The Daring Bakers got a two-for-one challenge this month, courtesy of our lovely hostess Marce: a recipe for cinnamon rolls that could also be turned into sticky buns! Although yeast is not really my forte, I do have a terrible weakness for morning pastries: the sweeter and gooey-er, the better. Bear claws and almond croissants were made for me. So I rejoiced at the chance to make my own sweet morning treats – surely they would be so much better than those horrid mass-produced things you see in the coffee shops.
The recipe is from Peter Reinhardt’s excellent The Bread Baker’s Apprentice, so I knew the Daring Bakers would be in good hands. The instructions were straightforward and clear, and the accompanying photos cleared up and potential confusion (I wish more cookbooks showed how-to process during the baking process; I myself am not talented to do this, although I’m sure many of my more accomplished fellow bakers will have some in their posts!)
The number one about working with yeast, I’m sure, is the terror that it won’t work. You stare at your little baby blob of dough, nestled under its plastic wrap blanket in the bowl, and you wonder if it really will double in size in the next few hours like the recipe says, or will you find the same little blob, sad and inert, when you check? You sniff the kitchen air in anticipation of that rich yeasty scent to let you know the dough is working, you pat the top of the dough reassuringly while covertly trying to determine if it feels any bigger, you pace the kitchen wondering just how long can a couple of hours take to pass?
As luck would have it, the day I planned on doing the rolls was cold and rainy; absolutely terrible weather to be hoping your yeasted dough would poof up in a jiffy. The dough itself takes almost no time to put together, but waiting for it to proof that day was an entirely different matter. I was quite afraid it would take literally all day for these cinnamon rolls to happen! Fortunately, there are a couple of things the impatient baker can do to speed up the process. Yeast need heat to develop, so anything that raises the ambient temperature will help. If you oven is below your stovetop, you can place the dough on the stove and turn the oven on (low temperature, please – you don’t want to overheat and kill the yeast!). Or you can turn on one of the stovetop burners and place your dough near it to catch the heat. You can also place the dough inside the oven with a bowl of steaming hot water and close the door; it will get nice and humid inside and help the dough proof faster.
Waiting for the dough to rise the first time and again after shaping the rolls was surely the most onerous part of this recipe; the rest of it was, I’m happy to report, trouble-free. I split my batch into half cinnamon rolls and half sticky buns; I would also recommend slicing them into the smaller portions given in the recipe as they grew plenty large for me – slicing them larger would have resulted in buns that were Cinnabon size! (Of course, if that’s your preference, please go ahead!)

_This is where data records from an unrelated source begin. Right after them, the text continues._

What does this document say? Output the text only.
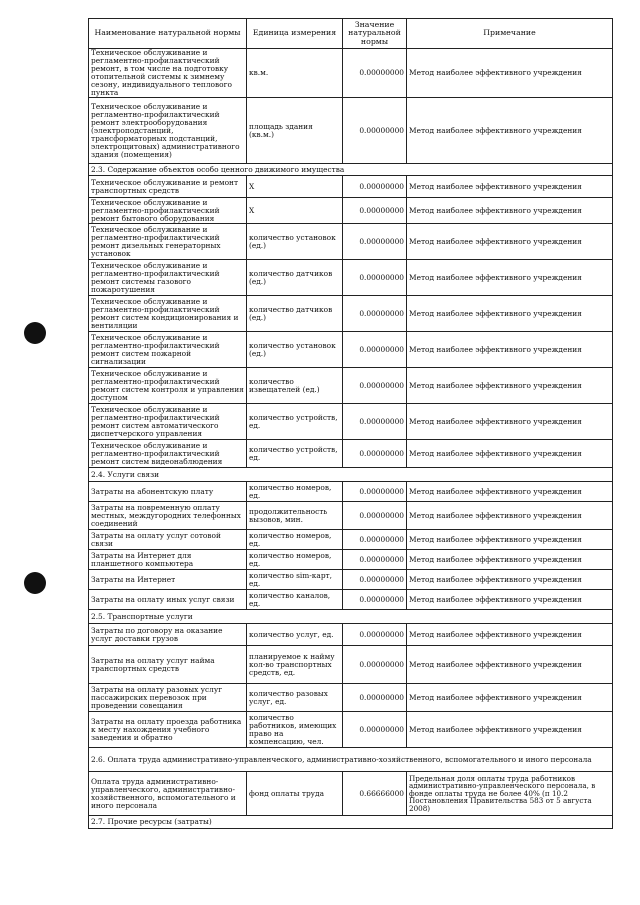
Наименование натуральной нормы	Единица измерения	Значение натуральной нормы	Примечание
Техническое обслуживание и регламентно-профилактический ремонт, в том числе на подготовку отопительной системы к зимнему сезону, индивидуального теплового пункта	кв.м.	0.00000000	Метод наиболее эффективного учреждения
Техническое обслуживание и регламентно-профилактический ремонт электрооборудования (электроподстанций, трансформаторных подстанций, электрощитовых) административного здания (помещения)	площадь здания (кв.м.)	0.00000000	Метод наиболее эффективного учреждения
2.3. Содержание объектов особо ценного движимого имущества			
Техническое обслуживание и ремонт транспортных средств	X	0.00000000	Метод наиболее эффективного учреждения
Техническое обслуживание и регламентно-профилактический ремонт бытового оборудования	X	0.00000000	Метод наиболее эффективного учреждения
Техническое обслуживание и регламентно-профилактический ремонт дизельных генераторных установок	количество установок (ед.)	0.00000000	Метод наиболее эффективного учреждения
Техническое обслуживание и регламентно-профилактический ремонт системы газового пожаротушения	количество датчиков (ед.)	0.00000000	Метод наиболее эффективного учреждения
Техническое обслуживание и регламентно-профилактический ремонт систем кондиционирования и вентиляции	количество датчиков (ед.)	0.00000000	Метод наиболее эффективного учреждения
Техническое обслуживание и регламентно-профилактический ремонт систем пожарной сигнализации	количество установок (ед.)	0.00000000	Метод наиболее эффективного учреждения
Техническое обслуживание и регламентно-профилактический ремонт систем контроля и управления доступом	количество извещателей (ед.)	0.00000000	Метод наиболее эффективного учреждения
Техническое обслуживание и регламентно-профилактический ремонт систем автоматического диспетчерского управления	количество устройств, ед.	0.00000000	Метод наиболее эффективного учреждения
Техническое обслуживание и регламентно-профилактический ремонт систем видеонаблюдения	количество устройств, ед.	0.00000000	Метод наиболее эффективного учреждения
2.4. Услуги связи			
Затраты на абонентскую плату	количество номеров, ед.	0.00000000	Метод наиболее эффективного учреждения
Затраты на повременную оплату местных, междугородних телефонных соединений	продолжительность вызовов, мин.	0.00000000	Метод наиболее эффективного учреждения
Затраты на оплату услуг сотовой связи	количество номеров, ед.	0.00000000	Метод наиболее эффективного учреждения
Затраты на Интернет для планшетного компьютера	количество номеров, ед.	0.00000000	Метод наиболее эффективного учреждения
Затраты на Интернет	количество sim-карт, ед.	0.00000000	Метод наиболее эффективного учреждения
Затраты на оплату иных услуг связи	количество каналов, ед.	0.00000000	Метод наиболее эффективного учреждения
2.5. Транспортные услуги			
Затраты по договору на оказание услуг доставки грузов	количество услуг, ед.	0.00000000	Метод наиболее эффективного учреждения
Затраты на оплату услуг найма транспортных средств	планируемое к найму кол-во транспортных средств, ед.	0.00000000	Метод наиболее эффективного учреждения
Затраты на оплату разовых услуг пассажирских перевозок при проведении совещания	количество разовых услуг, ед.	0.00000000	Метод наиболее эффективного учреждения
Затраты на оплату проезда работника к месту нахождения учебного заведения и обратно	количество работников, имеющих право на компенсацию, чел.	0.00000000	Метод наиболее эффективного учреждения
2.6. Оплата труда административно-управленческого, административно-хозяйственного, вспомогательного и иного персонала			
Оплата труда административно-управленческого, административно-хозяйственного, вспомогательного и иного персонала	фонд оплаты труда	0.66666000	Предельная доля оплаты труда работников административно-управленческого персонала, в фонде оплаты труда не более 40% (п 10.2 Постановления Правительства 583 от 5 августа 2008)
2.7. Прочие ресурсы (затраты)			
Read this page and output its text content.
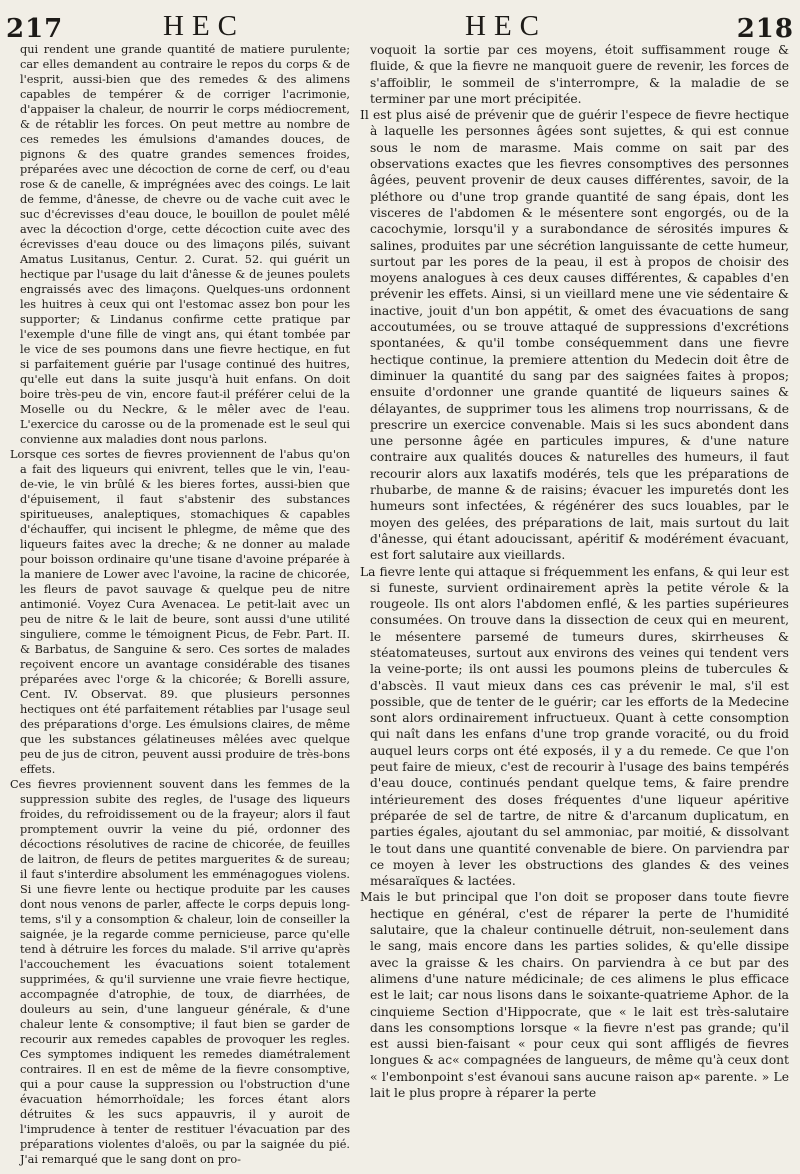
217	HEC	HEC	218

qui rendent une grande quantité de matiere purulente; car elles demandent au contraire le repos du corps & de l'esprit, aussi-bien que des remedes & des alimens capables de tempérer & de corriger l'acrimonie, d'appaiser la chaleur, de nourrir le corps médiocrement, & de rétablir les forces. On peut mettre au nombre de ces remedes les émulsions d'amandes douces, de pignons & des quatre grandes semences froides, préparées avec une décoction de corne de cerf, ou d'eau rose & de canelle, & imprégnées avec des coings. Le lait de femme, d'ânesse, de chevre ou de vache cuit avec le suc d'écrevisses d'eau douce, le bouillon de poulet mêlé avec la décoction d'orge, cette décoction cuite avec des écrevisses d'eau douce ou des limaçons pilés, suivant Amatus Lusitanus, Centur. 2. Curat. 52. qui guérit un hectique par l'usage du lait d'ânesse & de jeunes poulets engraissés avec des limaçons. Quelques-uns ordonnent les huitres à ceux qui ont l'estomac assez bon pour les supporter; & Lindanus confirme cette pratique par l'exemple d'une fille de vingt ans, qui étant tombée par le vice de ses poumons dans une fievre hectique, en fut si parfaitement guérie par l'usage continué des huitres, qu'elle eut dans la suite jusqu'à huit enfans. On doit boire très-peu de vin, encore faut-il préférer celui de la Moselle ou du Neckre, & le mêler avec de l'eau. L'exercice du carosse ou de la promenade est le seul qui convienne aux maladies dont nous parlons.

Lorsque ces sortes de fievres proviennent de l'abus qu'on a fait des liqueurs qui enivrent, telles que le vin, l'eau-de-vie, le vin brûlé & les bieres fortes, aussi-bien que d'épuisement, il faut s'abstenir des substances spiritueuses, analeptiques, stomachiques & capables d'échauffer, qui incisent le phlegme, de même que des liqueurs faites avec la dreche; & ne donner au malade pour boisson ordinaire qu'une tisane d'avoine préparée à la maniere de Lower avec l'avoine, la racine de chicorée, les fleurs de pavot sauvage & quelque peu de nitre antimonié. Voyez Cura Avenacea. Le petit-lait avec un peu de nitre & le lait de beure, sont aussi d'une utilité singuliere, comme le témoignent Picus, de Febr. Part. II. & Barbatus, de Sanguine & sero. Ces sortes de malades reçoivent encore un avantage considérable des tisanes préparées avec l'orge & la chicorée; & Borelli assure, Cent. IV. Observat. 89. que plusieurs personnes hectiques ont été parfaitement rétablies par l'usage seul des préparations d'orge. Les émulsions claires, de même que les substances gélatineuses mêlées avec quelque peu de jus de citron, peuvent aussi produire de très-bons effets.

Ces fievres proviennent souvent dans les femmes de la suppression subite des regles, de l'usage des liqueurs froides, du refroidissement ou de la frayeur; alors il faut promptement ouvrir la veine du pié, ordonner des décoctions résolutives de racine de chicorée, de feuilles de laitron, de fleurs de petites marguerites & de sureau; il faut s'interdire absolument les emménagogues violens. Si une fievre lente ou hectique produite par les causes dont nous venons de parler, affecte le corps depuis long-tems, s'il y a consomption & chaleur, loin de conseiller la saignée, je la regarde comme pernicieuse, parce qu'elle tend à détruire les forces du malade. S'il arrive qu'après l'accouchement les évacuations soient totalement supprimées, & qu'il survienne une vraie fievre hectique, accompagnée d'atrophie, de toux, de diarrhées, de douleurs au sein, d'une langueur générale, & d'une chaleur lente & consomptive; il faut bien se garder de recourir aux remedes capables de provoquer les regles. Ces symptomes indiquent les remedes diamétralement contraires. Il en est de même de la fievre consomptive, qui a pour cause la suppression ou l'obstruction d'une évacuation hémorrhoïdale; les forces étant alors détruites & les sucs appauvris, il y auroit de l'imprudence à tenter de restituer l'évacuation par des préparations violentes d'aloës, ou par la saignée du pié. J'ai remarqué que le sang dont on pro-

voquoit la sortie par ces moyens, étoit suffisamment rouge & fluide, & que la fievre ne manquoit guere de revenir, les forces de s'affoiblir, le sommeil de s'interrompre, & la maladie de se terminer par une mort précipitée.

Il est plus aisé de prévenir que de guérir l'espece de fievre hectique à laquelle les personnes âgées sont sujettes, & qui est connue sous le nom de marasme. Mais comme on sait par des observations exactes que les fievres consomptives des personnes âgées, peuvent provenir de deux causes différentes, savoir, de la pléthore ou d'une trop grande quantité de sang épais, dont les visceres de l'abdomen & le mésentere sont engorgés, ou de la cacochymie, lorsqu'il y a surabondance de sérosités impures & salines, produites par une sécrétion languissante de cette humeur, surtout par les pores de la peau, il est à propos de choisir des moyens analogues à ces deux causes différentes, & capables d'en prévenir les effets. Ainsi, si un vieillard mene une vie sédentaire & inactive, jouit d'un bon appétit, & omet des évacuations de sang accoutumées, ou se trouve attaqué de suppressions d'excrétions spontanées, & qu'il tombe conséquemment dans une fievre hectique continue, la premiere attention du Medecin doit être de diminuer la quantité du sang par des saignées faites à propos; ensuite d'ordonner une grande quantité de liqueurs saines & délayantes, de supprimer tous les alimens trop nourrissans, & de prescrire un exercice convenable. Mais si les sucs abondent dans une personne âgée en particules impures, & d'une nature contraire aux qualités douces & naturelles des humeurs, il faut recourir alors aux laxatifs modérés, tels que les préparations de rhubarbe, de manne & de raisins; évacuer les impuretés dont les humeurs sont infectées, & régénérer des sucs louables, par le moyen des gelées, des préparations de lait, mais surtout du lait d'ânesse, qui étant adoucissant, apéritif & modérément évacuant, est fort salutaire aux vieillards.

La fievre lente qui attaque si fréquemment les enfans, & qui leur est si funeste, survient ordinairement après la petite vérole & la rougeole. Ils ont alors l'abdomen enflé, & les parties supérieures consumées. On trouve dans la dissection de ceux qui en meurent, le mésentere parsemé de tumeurs dures, skirrheuses & stéatomateuses, surtout aux environs des veines qui tendent vers la veine-porte; ils ont aussi les poumons pleins de tubercules & d'abscès. Il vaut mieux dans ces cas prévenir le mal, s'il est possible, que de tenter de le guérir; car les efforts de la Medecine sont alors ordinairement infructueux. Quant à cette consomption qui naît dans les enfans d'une trop grande voracité, ou du froid auquel leurs corps ont été exposés, il y a du remede. Ce que l'on peut faire de mieux, c'est de recourir à l'usage des bains tempérés d'eau douce, continués pendant quelque tems, & faire prendre intérieurement des doses fréquentes d'une liqueur apéritive préparée de sel de tartre, de nitre & d'arcanum duplicatum, en parties égales, ajoutant du sel ammoniac, par moitié, & dissolvant le tout dans une quantité convenable de biere. On parviendra par ce moyen à lever les obstructions des glandes & des veines mésaraïques & lactées.

Mais le but principal que l'on doit se proposer dans toute fievre hectique en général, c'est de réparer la perte de l'humidité salutaire, que la chaleur continuelle détruit, non-seulement dans le sang, mais encore dans les parties solides, & qu'elle dissipe avec la graisse & les chairs. On parviendra à ce but par des alimens d'une nature médicinale; de ces alimens le plus efficace est le lait; car nous lisons dans le soixante-quatrieme Aphor. de la cinquieme Section d'Hippocrate, que « le lait est très-salutaire dans les consomptions lorsque « la fievre n'est pas grande; qu'il est aussi bien-faisant « pour ceux qui sont affligés de fievres longues & ac« compagnées de langueurs, de même qu'à ceux dont « l'embonpoint s'est évanoui sans aucune raison ap« parente. » Le lait le plus propre à réparer la perte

The cinnamon rolls were wonderful: be generous with the cinnamon sugar so you get as much melty-sweet goodness as possible. My dough baked plump and puffy, slightly chewy but with a lovely fluffy texture inside. It’s not strongly flavored though, so definitely be sure you spread the cinnamon sugar thoroughly over the dough; the fondant glaze is lovely as well.
The sticky buns have the added benefit of baking in a buttery caramel glaze, almost like a tarte tatin, so they get an extra boost of moistness and flavor. I neglected to add nuts and raisin to mine, but they were still fabulous nuggets of sticky-fingered happiness, dripping with oozy caramel, warm from the pan.
Sometimes I think to myself that I just don’t work with yeast enough; thanks to Marce for giving me this opportunity to play with it again and spice up my breakfast for a few days! Be sure to check the Daring Bakers blogroll to see everyone else’s lovely rolls – there must have surely been many happy mornings out there after this challenge!
CInnamon and Sticky Buns
from Peter Reinhart’s The Bread Baker’s Apprentice
Making the Dough
1. In the bowl of an electric mixer, combine 1/2 cup granulated sugar, 1/2 cup firmly packed brown sugar, 1/2 teaspoon salt, and 1/2 pound unsalted butter, at room temperature.